Data Privacy Is a Human Right. Europe Is Moving Toward Recognizing That.

(FPIF) – During Mark Zuckerberg’s testimony before the House of Representatives, Representative Anna Eshoo (D-CA) asked the Facebook CEO bluntly if he would be willing to change the company’s business model “in the interest of protecting individual privacy.”

Zuckerberg responded, “I’m not sure what that means.”

While “privacy” may sound like a fuzzy concept, it’s not at all a new idea in either human rights law or the rules that apply to Facebook in some of its largest markets. The company has also had to defend its practices before courts and regulatory bodies that have examined the issue — which makes Zuckerberg’s answer unsettling.

And since Facebook obtains data even about people who don’t use the social network, this is an issue for all of us.

The UN’s top human rights office concluded years ago that in order to respect the right to privacy, governments should regulate how private companies — not just police and spy agencies — treat personal data. Although the human rights treaties only strictly apply to governments, there is a long-established norm that >businesses should respect rights even if a government doesn’t force them to do so — and that’s as true for Facebook as for more usual suspects such as the diamond, oil, and tobacco industries. The same UN body has specifically urged web-based companies to make sure their practices don’t facilitate inappropriate government surveillance or otherwise harm human rights.

To achieve this, companies should first recognize that simply because a user has “shared” a piece of information with a platform or others doesn’t mean he or she has lost any privacy interest in it. If one looks closely at Facebook executives’ responses to the scandal surrounding data analysis firm Cambridge Analytica’s access to users’ data, one will find repeated mentions of the idea that this was data the users themselves had shared or made public.

However, as the European Court of Human Rights has recognized, data about us can still raise privacy concerns >even if it isn’t something we’ve kept secret. And European Union law acknowledges even more explicitly that personal information we can’t — or shouldn’t have to — keep to ourselves, such as our race and religious beliefs, can still be sensitive and need protection by both governments and companies.

One reason this is important is that when a company gathers, analyzes, or shares data that can identify personal characteristics such as race, this can lead to discrimination — as the ongoing controversy over allegedly biased housing advertisements on Facebook shows.

Companies such as Facebook also create vast pools of personal data where intelligence agencies, police, hackers, and fraudsters could go fishing. This makes adherence to human rights principles essential for these companies, including when users have knowingly shared information about themselves.

Human rights courts have also recognized that nearly every step in the handling of personal data — from the initial gathering to use, retention, and sharing — can interfere with privacy. This means those actions should be limited to what is truly necessary and is proportionate to a legitimate goal.

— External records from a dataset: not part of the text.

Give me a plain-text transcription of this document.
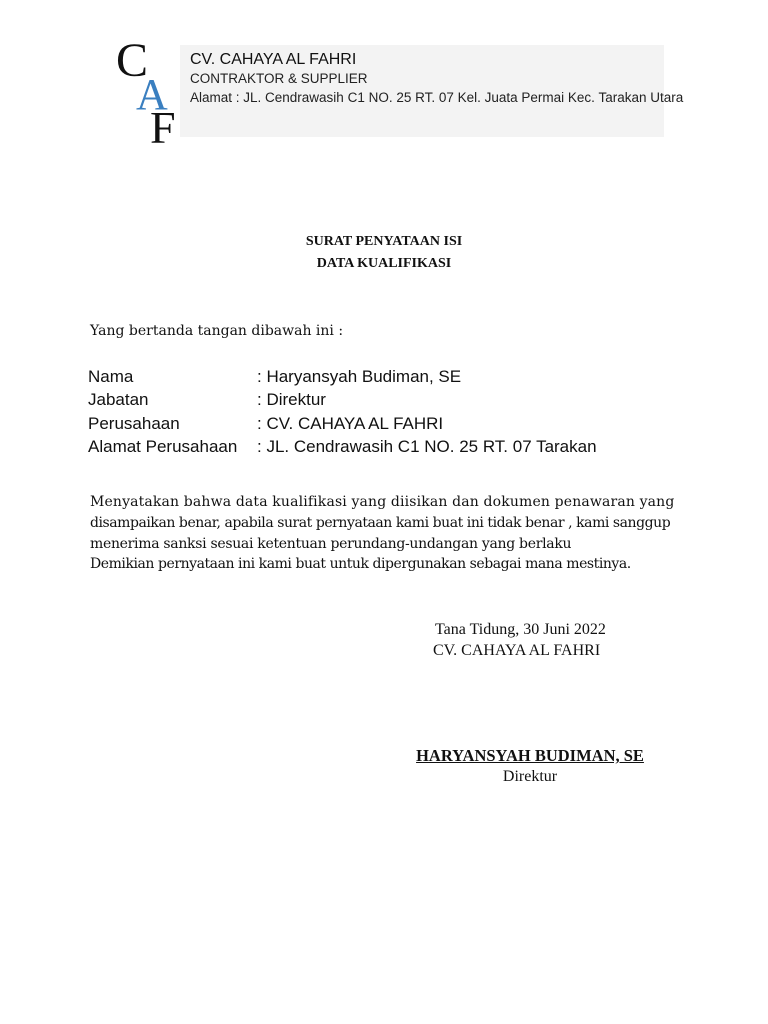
C
A
F
CV. CAHAYA AL FAHRI
CONTRAKTOR & SUPPLIER
Alamat : JL. Cendrawasih C1 NO. 25 RT. 07 Kel. Juata Permai Kec. Tarakan Utara
SURAT PENYATAAN ISI
DATA KUALIFIKASI
Yang bertanda tangan dibawah ini :
Nama	: Haryansyah Budiman, SE
Jabatan	: Direktur
Perusahaan	: CV. CAHAYA AL FAHRI
Alamat Perusahaan : JL. Cendrawasih C1 NO. 25 RT. 07 Tarakan
Menyatakan bahwa data kualifikasi yang diisikan dan dokumen penawaran yang
disampaikan benar, apabila surat pernyataan kami buat ini tidak benar , kami sanggup
menerima sanksi sesuai ketentuan perundang-undangan yang berlaku
Demikian pernyataan ini kami buat untuk dipergunakan sebagai mana mestinya.
Tana Tidung, 30 Juni 2022
CV. CAHAYA AL FAHRI
HARYANSYAH BUDIMAN, SE
Direktur
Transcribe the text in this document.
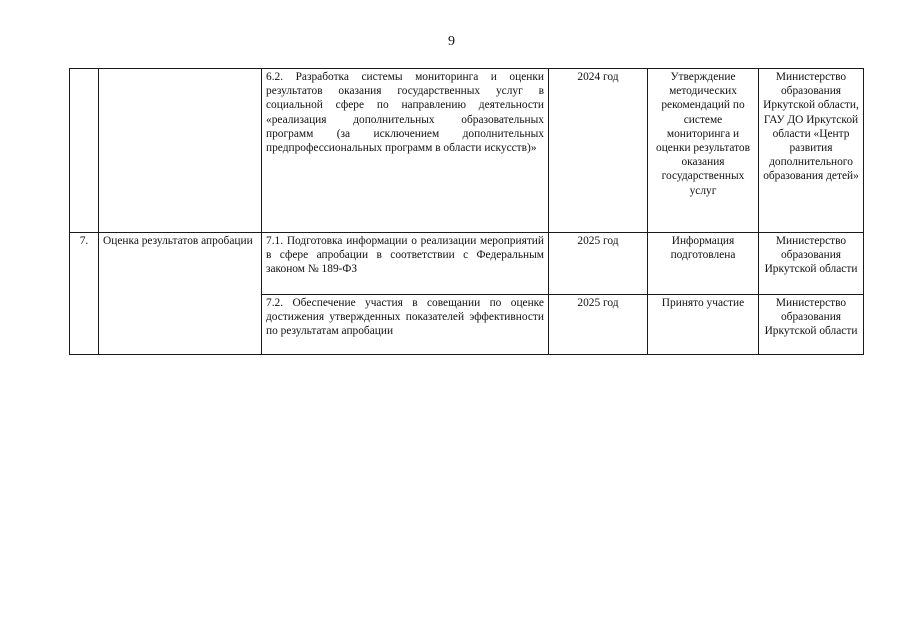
9
		6.2. Разработка системы мониторинга и оценки результатов оказания государственных услуг в социальной сфере по направлению деятельности «реализация дополнительных образовательных программ (за исключением дополнительных предпрофессиональных программ в области искусств)»	2024 год	Утверждение методических рекомендаций по системе мониторинга и оценки результатов оказания государственных услуг	Министерство образования Иркутской области, ГАУ ДО Иркутской области «Центр развития дополнительного образования детей»
7.	Оценка результатов апробации	7.1. Подготовка информации о реализации мероприятий в сфере апробации в соответствии с Федеральным законом № 189-ФЗ	2025 год	Информация подготовлена	Министерство образования Иркутской области
		7.2. Обеспечение участия в совещании по оценке достижения утвержденных показателей эффективности по результатам апробации	2025 год	Принято участие	Министерство образования Иркутской области
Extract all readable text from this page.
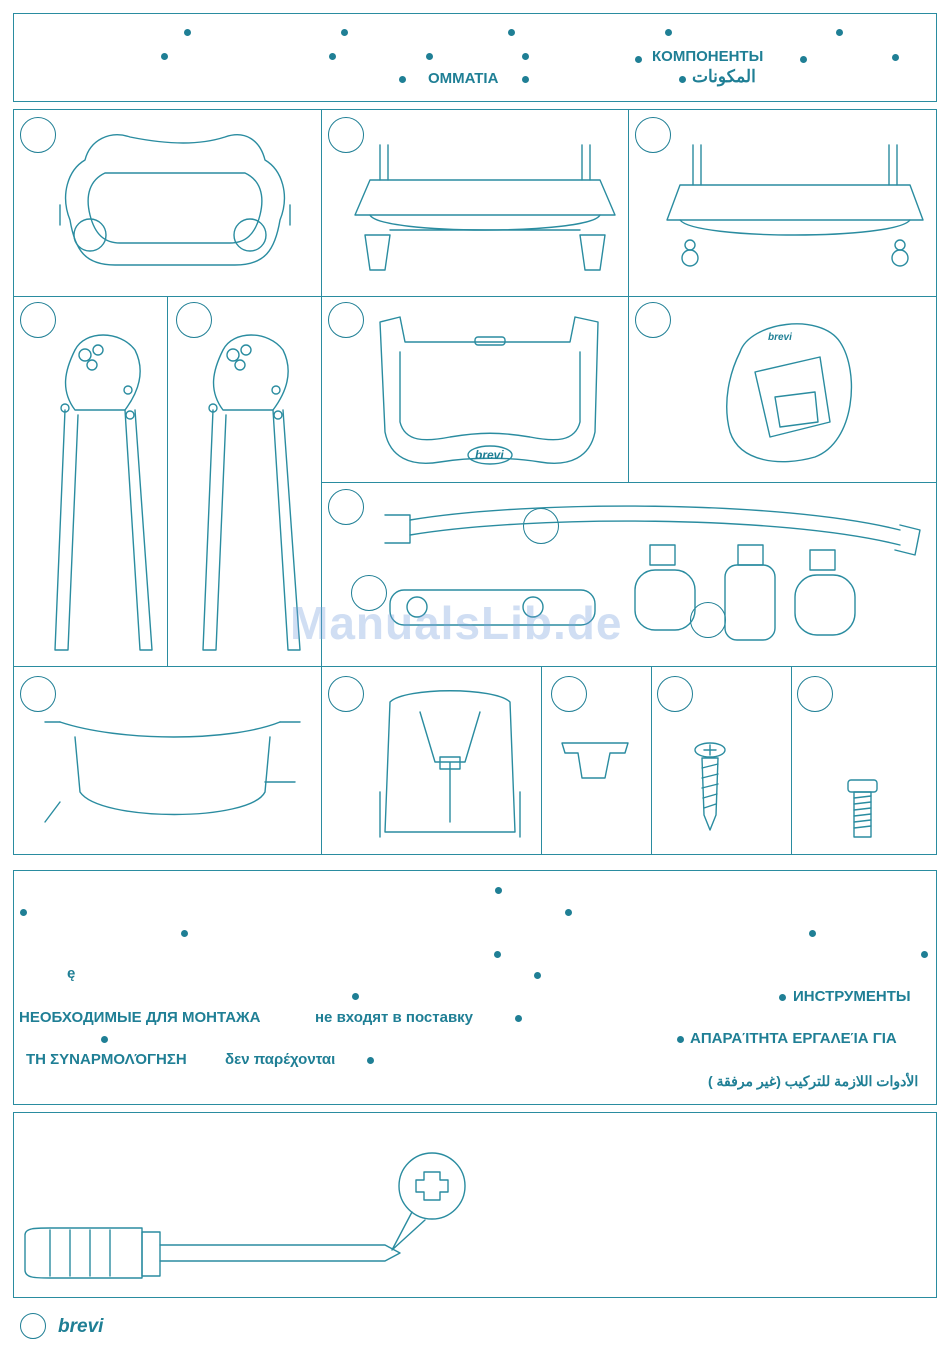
КОМПОНЕНТЫ
ΟΜΜΑΤΙΑ	المكونات
brevi
brevi
ManualsLib.de
ę
ИНСТРУМЕНТЫ
НЕОБХОДИМЫЕ ДЛЯ МОНТАЖА	не входят в поставку
ΑΠΑΡΑΊΤΗΤΑ ΕΡΓΑΛΕΊΑ ΓΙΑ
ΤΗ ΣΥΝΑΡΜΟΛΌΓΗΣΗ	δεν παρέχονται
الأدوات اللازمة للتركيب (غير مرفقة )
brevi
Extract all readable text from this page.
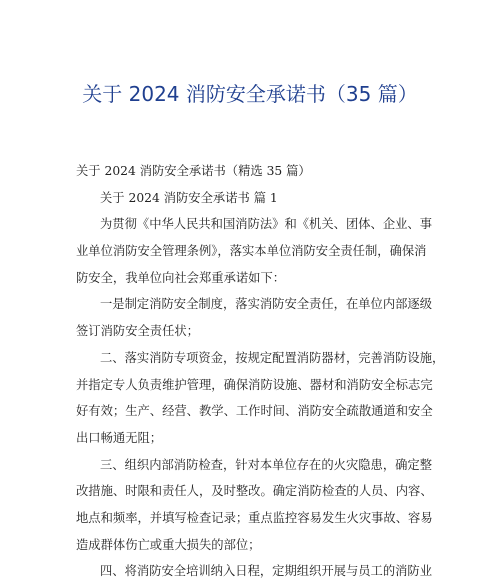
关于 2024 消防安全承诺书（35 篇）
关于 2024 消防安全承诺书（精选 35 篇）
关于 2024 消防安全承诺书 篇 1
为贯彻《中华人民共和国消防法》和《机关、团体、企业、事
业单位消防安全管理条例》，落实本单位消防安全责任制，确保消
防安全，我单位向社会郑重承诺如下：
一是制定消防安全制度，落实消防安全责任，在单位内部逐级
签订消防安全责任状；
二、落实消防专项资金，按规定配置消防器材，完善消防设施，
并指定专人负责维护管理，确保消防设施、器材和消防安全标志完
好有效；生产、经营、教学、工作时间、消防安全疏散通道和安全
出口畅通无阻；
三、组织内部消防检查，针对本单位存在的火灾隐患，确定整
改措施、时限和责任人，及时整改。确定消防检查的人员、内容、
地点和频率，并填写检查记录；重点监控容易发生火灾事故、容易
造成群体伤亡或重大损失的部位；
四、将消防安全培训纳入日程，定期组织开展与员工的消防业
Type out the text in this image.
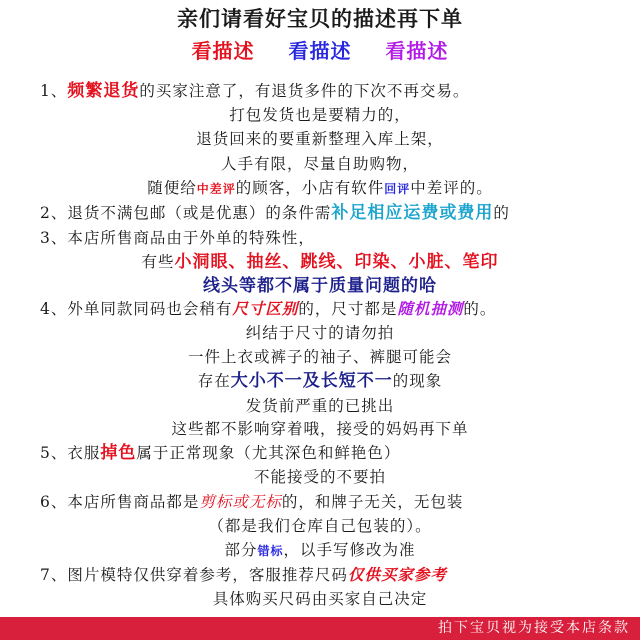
亲们请看好宝贝的描述再下单
看描述 看描述 看描述
1、频繁退货的买家注意了，有退货多件的下次不再交易。
打包发货也是要精力的，
退货回来的要重新整理入库上架，
人手有限，尽量自助购物，
随便给中差评的顾客，小店有软件回评中差评的。
2、退货不满包邮（或是优惠）的条件需补足相应运费或费用的
3、本店所售商品由于外单的特殊性，
有些小洞眼、抽丝、跳线、印染、小脏、笔印
线头等都不属于质量问题的哈
4、外单同款同码也会稍有尺寸区别的，尺寸都是随机抽测的。
纠结于尺寸的请勿拍
一件上衣或裤子的袖子、裤腿可能会
存在大小不一及长短不一的现象
发货前严重的已挑出
这些都不影响穿着哦，接受的妈妈再下单
5、衣服掉色属于正常现象（尤其深色和鲜艳色）
不能接受的不要拍
6、本店所售商品都是剪标或无标的，和牌子无关，无包装
（都是我们仓库自己包装的）。
部分错标，以手写修改为准
7、图片模特仅供穿着参考，客服推荐尺码仅供买家参考
具体购买尺码由买家自己决定
拍下宝贝视为接受本店条款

UN experts have further stated that if data a company holds about you is wrong, you should be able to get that data corrected or deleted — and under the European Union’s new General Data Protection Regulation (GDPR), this will be an even broader right. In many circumstances, the regulation will also require companies to obtain EU users’ specific and informed consent before gathering their data in the first place.

Given that Facebook’s handing of personal data has been the subject of major rights-based challenges in Europe as well as a 2011 settlement with the U.S. Federal Trade Commission about consumer privacy, it seems highly likely that the company is aware of these human rights principles. It simply needs to be willing to act on them.

the new EU regulation, Facebook will need to do this for its millions of users in the European Union by May 25. During the hearing, Zuckerberg indicated that the company will extend those new user protections “to the world.” This was encouraging, although Zuckerberg did not fully explain the details or offer a timeline.

There is no reason for anyone to be a second-class citizen when it comes to data privacy. The company should establish these protections worldwide by the May GDPR deadline, or explain why it can’t and set an expeditious timeline.

The new European requirements will not be a magic bullet, and may not provide a model for solving every problem related to protecting people’s data. But they do embrace some useful ideas about user empowerment that members of Congress were right to raise during the hearing.

They also show that strong rights protections in this area are possible. Both Facebook and Congress should make sure that possibility becomes a reality for users in the United States.

Sarah St.Vincent is a researcher on U.S. national security, surveillance, and domestic law enforcement at Human Rights Watch.